Я протянул руку, чтобы оторвать пугающий меня лист, но в эту же секунду ветер от лопастей вдруг стих. Тишина упала так резко, что я услышал, как под стук моего сердца шуршит тень.
Тень шуршала.
Она оторвалась от своего гнезда, растеклась по стене, затем по полу, поднялась ко мне по ножке кровати и легла на мою ладонь – холодная и острая. Я начал трясти рукой, но поздно: тень уже была под кожей.
Я почувствовал, как что-то острое скребёт меня изнутри по сусекам, как будто пытаясь переплавить меня во что-то новое, возможно, треугольное…
Я встряхнул головой и наваждение отступило. «Отступило – затупило» – пронеслось где-то в сознании. «Я поэт, зовусь Незнайка. Я поеду на Ямайку» – похвалил я себя за очередную гениальную рифму и присел на койке, спустив ноги и глядя на свою приподнятую руку – кожа, вроде, была чуть темнее обычного, хотя, возможно, это игра света. И тени. А вот вены однозначно перестали быть синего цвета. Как будто в них текла не кровь, а та самая тень. Я провёл пальцем по одной из пульсирующих вен – и почувствовал острый колючий холод. Из-под ногтя навстречу вене выступила крошечная полоска тьмы и мгновенно втянулась обратно, будто язык змеи.
В палате пахло бумагой и пылью. Вентилятор молчал, но я всё равно слышал, как вращаются его лопасти – где-то внутри головы.
Я поднял глаза – на стене снова раскачивалась тень, но теперь без всякого источника света. Диспенсер куда-то исчез, а на его месте осталась голая стена, гладкая, как стекло, в котором отражался я. Только отражение, вроде бы, было не совсем мое. Оно сидело ровно, с приподнятой рукой, с чуть наклонённой головой, и смотрело прямо мне в глаза. Я моргнул – оно нет. Я поднял руку выше – оно раскрыла клюв. И тогда я понял: вот же она, моя бумажная птица.
Одновременно с появлением этой мысли птица начала будто произрастать из стены, медленно, без звука, как капля чернил, расползающаяся по воде. Клюв еще вытянулся, стал тонким и серебристым. Его чуть приоткрытые края дрожали, излучая внутренний свет. Птица посмотрела на меня, но не глазами, которые были закрыты, а всем телом, как будто само пространство вокруг нас вдруг решило, что оно живое.
Я слез с кровати и начал отступать, ища спиной стену, но стена была уже не там. Стены вообще не было! Комната словно изменила форму: углы растянулись, койка сместилась к потолку, а воздух стал тяжелым, как вода.
– Ты… ты же из бумаги, – прошептал я, – ты не можешь…
Птица еще раз качнула головой, и от её движения по венам пробежала волна холода, будто кто-то вдохнул в меня живой лед.
Она сделала шаг – именно шаг, хотя у неё и не было ног. Воздух перед ней смялся, как ткань, и стал рябить как настройка старого телевизора, словно невидимая рука гладила его против шерсти.
– Не могу? – раздалось не из её клюва, а будто изнутри меня. Голос был сухой, обветренный и шелестящий, как шуршание страниц. – Ты ведь сам меня сложил. И я могу все!
Я хотел возразить, что-то сказать, как-то ответить… но вдруг поймал себя на мысли, что я даже не помню, как оказался в этой палате. Где-то же должна была быть дверь, окно, кто-то живой, кроме меня, в конце концов! Но кроме птицы вокруг меня ничего не было. Пустота.

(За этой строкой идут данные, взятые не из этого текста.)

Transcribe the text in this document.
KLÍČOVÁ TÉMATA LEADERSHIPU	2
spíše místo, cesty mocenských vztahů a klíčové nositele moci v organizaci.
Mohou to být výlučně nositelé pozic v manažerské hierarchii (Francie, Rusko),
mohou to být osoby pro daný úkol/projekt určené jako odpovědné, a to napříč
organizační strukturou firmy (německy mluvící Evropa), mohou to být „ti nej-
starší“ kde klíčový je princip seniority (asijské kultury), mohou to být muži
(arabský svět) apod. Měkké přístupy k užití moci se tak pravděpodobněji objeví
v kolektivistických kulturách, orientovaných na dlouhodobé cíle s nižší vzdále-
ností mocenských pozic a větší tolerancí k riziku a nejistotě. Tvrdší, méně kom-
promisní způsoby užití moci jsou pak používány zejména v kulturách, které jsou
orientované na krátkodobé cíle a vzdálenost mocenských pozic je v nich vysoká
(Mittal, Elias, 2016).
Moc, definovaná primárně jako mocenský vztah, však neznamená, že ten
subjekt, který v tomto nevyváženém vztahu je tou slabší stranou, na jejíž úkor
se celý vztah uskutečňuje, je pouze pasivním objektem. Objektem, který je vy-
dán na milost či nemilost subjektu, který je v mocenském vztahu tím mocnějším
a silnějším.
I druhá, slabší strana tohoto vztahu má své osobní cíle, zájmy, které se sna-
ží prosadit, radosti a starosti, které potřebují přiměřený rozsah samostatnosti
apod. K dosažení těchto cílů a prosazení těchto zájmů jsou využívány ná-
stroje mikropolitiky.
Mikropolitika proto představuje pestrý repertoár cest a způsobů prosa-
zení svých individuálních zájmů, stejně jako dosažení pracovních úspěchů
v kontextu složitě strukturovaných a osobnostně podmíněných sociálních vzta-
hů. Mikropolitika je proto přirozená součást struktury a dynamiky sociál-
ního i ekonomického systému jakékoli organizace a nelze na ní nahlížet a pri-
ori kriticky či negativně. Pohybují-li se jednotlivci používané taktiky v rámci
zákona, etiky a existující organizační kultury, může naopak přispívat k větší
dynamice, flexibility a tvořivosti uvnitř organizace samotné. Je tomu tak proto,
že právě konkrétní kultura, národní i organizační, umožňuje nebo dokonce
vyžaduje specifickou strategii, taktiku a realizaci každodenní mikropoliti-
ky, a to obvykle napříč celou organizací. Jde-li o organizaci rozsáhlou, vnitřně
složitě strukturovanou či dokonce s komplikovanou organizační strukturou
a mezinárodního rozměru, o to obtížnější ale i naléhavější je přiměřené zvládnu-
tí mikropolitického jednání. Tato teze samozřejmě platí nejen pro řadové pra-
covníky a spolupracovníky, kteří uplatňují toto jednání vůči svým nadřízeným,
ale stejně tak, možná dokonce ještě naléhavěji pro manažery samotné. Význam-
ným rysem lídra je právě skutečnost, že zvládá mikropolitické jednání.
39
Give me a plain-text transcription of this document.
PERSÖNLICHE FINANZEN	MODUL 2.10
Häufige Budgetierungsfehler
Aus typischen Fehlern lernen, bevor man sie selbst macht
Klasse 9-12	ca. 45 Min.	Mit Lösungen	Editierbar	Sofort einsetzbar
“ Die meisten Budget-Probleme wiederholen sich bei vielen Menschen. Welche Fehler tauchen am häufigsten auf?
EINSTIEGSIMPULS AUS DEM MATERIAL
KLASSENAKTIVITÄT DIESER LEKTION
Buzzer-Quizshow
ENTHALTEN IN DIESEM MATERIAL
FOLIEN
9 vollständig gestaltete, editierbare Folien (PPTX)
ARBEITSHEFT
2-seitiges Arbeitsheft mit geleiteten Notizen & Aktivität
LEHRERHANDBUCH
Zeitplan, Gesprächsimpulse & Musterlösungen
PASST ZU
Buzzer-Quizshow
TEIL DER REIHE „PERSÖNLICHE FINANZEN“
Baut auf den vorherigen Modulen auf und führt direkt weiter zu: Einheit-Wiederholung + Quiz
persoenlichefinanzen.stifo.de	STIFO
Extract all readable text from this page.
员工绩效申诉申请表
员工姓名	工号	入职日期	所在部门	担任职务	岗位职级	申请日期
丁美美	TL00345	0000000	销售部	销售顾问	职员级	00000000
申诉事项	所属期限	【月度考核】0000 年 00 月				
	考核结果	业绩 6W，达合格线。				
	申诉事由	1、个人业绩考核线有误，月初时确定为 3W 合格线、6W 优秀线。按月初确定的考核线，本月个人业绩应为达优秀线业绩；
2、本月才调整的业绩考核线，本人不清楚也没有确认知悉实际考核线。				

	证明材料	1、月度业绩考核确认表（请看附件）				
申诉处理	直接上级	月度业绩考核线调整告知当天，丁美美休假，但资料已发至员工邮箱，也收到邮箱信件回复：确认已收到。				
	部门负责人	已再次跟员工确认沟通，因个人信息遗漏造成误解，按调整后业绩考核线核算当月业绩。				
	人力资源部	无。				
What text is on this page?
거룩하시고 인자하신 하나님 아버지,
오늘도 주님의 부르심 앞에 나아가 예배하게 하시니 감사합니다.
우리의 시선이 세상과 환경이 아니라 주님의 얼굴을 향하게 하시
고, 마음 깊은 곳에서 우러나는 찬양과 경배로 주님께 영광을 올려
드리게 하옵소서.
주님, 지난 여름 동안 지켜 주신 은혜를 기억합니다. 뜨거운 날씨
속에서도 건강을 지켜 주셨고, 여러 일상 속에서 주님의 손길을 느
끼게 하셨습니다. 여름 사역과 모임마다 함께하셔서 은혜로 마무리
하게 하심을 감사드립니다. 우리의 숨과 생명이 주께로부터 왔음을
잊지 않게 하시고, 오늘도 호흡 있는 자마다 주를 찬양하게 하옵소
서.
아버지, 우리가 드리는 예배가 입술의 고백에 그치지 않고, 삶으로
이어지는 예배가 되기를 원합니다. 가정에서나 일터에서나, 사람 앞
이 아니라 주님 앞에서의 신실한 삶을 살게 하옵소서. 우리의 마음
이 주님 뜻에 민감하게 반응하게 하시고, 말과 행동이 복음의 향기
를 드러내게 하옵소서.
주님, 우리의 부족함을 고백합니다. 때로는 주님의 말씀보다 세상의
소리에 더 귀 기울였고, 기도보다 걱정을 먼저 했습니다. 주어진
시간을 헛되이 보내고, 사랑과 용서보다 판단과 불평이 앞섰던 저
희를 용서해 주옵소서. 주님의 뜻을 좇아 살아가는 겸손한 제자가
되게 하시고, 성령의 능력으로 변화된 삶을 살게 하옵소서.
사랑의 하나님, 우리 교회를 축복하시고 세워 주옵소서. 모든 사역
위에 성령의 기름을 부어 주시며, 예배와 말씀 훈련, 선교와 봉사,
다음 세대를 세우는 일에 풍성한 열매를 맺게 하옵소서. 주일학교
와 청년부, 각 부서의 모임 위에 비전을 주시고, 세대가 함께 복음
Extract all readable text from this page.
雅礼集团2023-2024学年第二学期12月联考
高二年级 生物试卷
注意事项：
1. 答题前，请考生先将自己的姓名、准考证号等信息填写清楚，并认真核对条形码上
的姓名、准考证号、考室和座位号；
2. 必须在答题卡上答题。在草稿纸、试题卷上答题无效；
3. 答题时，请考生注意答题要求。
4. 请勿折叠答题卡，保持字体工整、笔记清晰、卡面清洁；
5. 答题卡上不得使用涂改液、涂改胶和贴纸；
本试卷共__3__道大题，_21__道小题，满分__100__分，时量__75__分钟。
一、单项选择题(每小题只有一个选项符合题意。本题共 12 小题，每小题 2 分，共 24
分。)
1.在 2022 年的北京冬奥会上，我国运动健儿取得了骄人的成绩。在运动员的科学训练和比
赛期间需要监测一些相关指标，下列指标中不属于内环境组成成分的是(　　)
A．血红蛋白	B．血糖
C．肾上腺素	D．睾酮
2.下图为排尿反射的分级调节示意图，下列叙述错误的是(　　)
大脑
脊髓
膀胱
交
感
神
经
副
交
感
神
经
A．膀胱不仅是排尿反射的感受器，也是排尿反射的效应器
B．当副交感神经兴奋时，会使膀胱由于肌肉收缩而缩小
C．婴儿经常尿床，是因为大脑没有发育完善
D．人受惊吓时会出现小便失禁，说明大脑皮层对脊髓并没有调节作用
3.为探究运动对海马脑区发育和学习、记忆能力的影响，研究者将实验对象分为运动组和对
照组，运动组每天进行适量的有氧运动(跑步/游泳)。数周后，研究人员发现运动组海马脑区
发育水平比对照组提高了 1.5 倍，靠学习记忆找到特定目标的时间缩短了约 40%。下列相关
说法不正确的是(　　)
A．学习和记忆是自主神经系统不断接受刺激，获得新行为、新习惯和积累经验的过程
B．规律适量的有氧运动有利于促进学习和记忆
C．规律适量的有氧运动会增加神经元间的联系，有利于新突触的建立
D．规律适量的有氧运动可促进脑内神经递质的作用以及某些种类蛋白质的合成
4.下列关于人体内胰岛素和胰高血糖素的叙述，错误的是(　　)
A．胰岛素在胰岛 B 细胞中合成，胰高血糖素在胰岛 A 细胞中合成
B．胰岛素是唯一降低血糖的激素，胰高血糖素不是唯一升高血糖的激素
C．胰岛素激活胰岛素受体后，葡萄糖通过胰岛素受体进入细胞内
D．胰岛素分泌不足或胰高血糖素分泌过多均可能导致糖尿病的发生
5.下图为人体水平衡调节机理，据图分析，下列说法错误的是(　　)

– Ты сам вырезал меня взглядом, – продолжала она. – Из окружающей тебя пустоты, из своего одиночества. Бумага просто оказалась ближе всех.
Я хотел закричать, но рот не открылся – губы будто слиплись изнутри, как две страницы старой книги, пропитанной ядом.
– Ты ведь всегда хотел быть понятым, – сказала птица, не размыкая клюва. – Понятым, хотя бы собой. А теперь ты станешь прозрачным.
Я хотел спросить – для кого? для чего? – но почувствовал, как в груди разворачивается что-то белое, тонкое, шелестящее.
Тело наполнилось страницами.
Они двигались, трепетали, как если бы кто-то листал меня изнутри, ища смысл, которого я сам не знал.
Я хотел сказать что-то вроде «не выдумывай» или хотя бы «замолчи», но язык будто приклеился к нёбу – слова застряли где-то между дыханием и мыслью.
Птица чуть наклонила голову, и с потолка соскользнула тонкая полоска света, прямо на мою руку. Свет был густой, как молоко, и когда он коснулся кожи – буквы на венах вспыхнули.
– Видишь, – сказала она, – ты уже почти готов.
– К чему? – спросил я.
– К переписыванию.
Слово, которое, наверное, было в начале, ударило прямо в грудь. Я наклонил голову – и увидел, что по телу медленно ползут строчки, строго выверенные, с одинаковыми промежутками между словами, словно кто-то невидимый писал меня с самого начала.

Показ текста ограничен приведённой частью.